You will see that it goes back a long way, with the old Penguins right across the top, relics of my student days. The green ones even belonged to my father, their titles all from the Golden Age of crime writing. I read my way from one end to the other as a teenager and I blame this for my addiction to writing crime.

Then there are the precious books I have been given or have saved up to get – one or two treasured first editions, pretty bindings, special printings... Some are reminders of university study, others collections I like to browse. There are the books I couldn't bear to be without, even though I'm unlikely to read them again. On the right hand side there are shelves of books by people I know and yes, I have to confess, the different editions of my own books.

Just looking at the shelves gives me a comfortable feeling, I'm surrounded by the books I treasure. They're a statement of my reading history.

But it's not the only bookcase in the house. There's the one in my study, crammed with reference books – and a couple of shelves too of books for my grandchildren, some of my childhood reading and some of my own children's favourites, left at home.

My husband's passion for political biography is taking over his study completely and of course books surreptitiously colonise any shelf that isn't already full with them. If it wasn't for a couple of charity book sales, one in May and one at Christmas, we would have books the way other people have mice.

The bookcase in the sitting-room is the 'posh' bookcase – he one where the books really do, as they say, furnish the room. So I thought I would leave you with the picture of the working bookcase - the one in our bedroom.

It's not posh. There' the TBR pile, and some are library books, some the easy reading we do last thing at night, assessing whether a book just goes to the next sale or whether – rare honour! – it is promoted to the sitting-room.
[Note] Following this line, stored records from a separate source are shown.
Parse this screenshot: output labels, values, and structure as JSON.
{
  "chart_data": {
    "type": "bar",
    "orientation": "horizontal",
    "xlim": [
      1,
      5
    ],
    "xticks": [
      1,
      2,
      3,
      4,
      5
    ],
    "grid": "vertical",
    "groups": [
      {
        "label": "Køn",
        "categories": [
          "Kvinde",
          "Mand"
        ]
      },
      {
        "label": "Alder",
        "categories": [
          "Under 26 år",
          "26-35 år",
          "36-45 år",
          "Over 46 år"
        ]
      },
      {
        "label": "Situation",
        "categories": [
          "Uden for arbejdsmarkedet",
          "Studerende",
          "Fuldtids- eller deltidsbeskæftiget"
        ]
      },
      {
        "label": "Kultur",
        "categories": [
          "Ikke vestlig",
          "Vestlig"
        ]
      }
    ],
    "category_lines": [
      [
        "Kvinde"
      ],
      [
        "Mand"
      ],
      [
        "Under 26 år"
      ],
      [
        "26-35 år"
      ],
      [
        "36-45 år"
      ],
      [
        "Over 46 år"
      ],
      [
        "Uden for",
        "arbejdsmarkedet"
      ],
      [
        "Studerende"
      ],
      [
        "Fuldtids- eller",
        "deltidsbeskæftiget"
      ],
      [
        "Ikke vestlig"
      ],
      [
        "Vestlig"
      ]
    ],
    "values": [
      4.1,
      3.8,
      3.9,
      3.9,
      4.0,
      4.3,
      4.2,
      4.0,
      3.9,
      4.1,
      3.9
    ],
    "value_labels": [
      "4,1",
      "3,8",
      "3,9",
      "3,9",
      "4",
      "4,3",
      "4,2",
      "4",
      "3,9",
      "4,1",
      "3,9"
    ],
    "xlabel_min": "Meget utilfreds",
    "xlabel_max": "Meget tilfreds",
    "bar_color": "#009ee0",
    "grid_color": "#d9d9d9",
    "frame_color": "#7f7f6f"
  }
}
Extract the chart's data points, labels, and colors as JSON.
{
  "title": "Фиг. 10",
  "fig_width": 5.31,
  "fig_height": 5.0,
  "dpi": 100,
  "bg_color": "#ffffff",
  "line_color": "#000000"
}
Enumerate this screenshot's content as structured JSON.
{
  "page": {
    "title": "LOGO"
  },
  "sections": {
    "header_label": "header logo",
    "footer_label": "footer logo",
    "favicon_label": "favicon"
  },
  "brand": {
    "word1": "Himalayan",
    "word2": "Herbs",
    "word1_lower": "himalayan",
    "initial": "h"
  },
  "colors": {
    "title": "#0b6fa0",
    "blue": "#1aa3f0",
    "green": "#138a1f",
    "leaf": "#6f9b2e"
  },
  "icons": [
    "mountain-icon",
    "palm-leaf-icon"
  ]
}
And as well as those, there are the most important books of all - the books you reach for when its the middle of the night and you can't sleep and are too tired to struggle with anything new – the beloved comfort books that are chicken soup for the soul. I don't think I could go to sleep if i didn't know they were there, waiting on the untidy shelf.


Hannah Dennison said...

What a great post! I love your bookshelves! I so miss mine. We're only here temporarily so I have boxes of books in the garage. I wondered why our home hasn't been feeling too homey. It reminds me of The Sixpence House about a book lover who moved to Hay-on-Wye and took all his 3,000 books with him.

Aline Templeton said...

It's the worst thing, not having your books to hand. Probably there isn't much you would actually go looking for but not being able to get at them is like having an itch you can't scratch!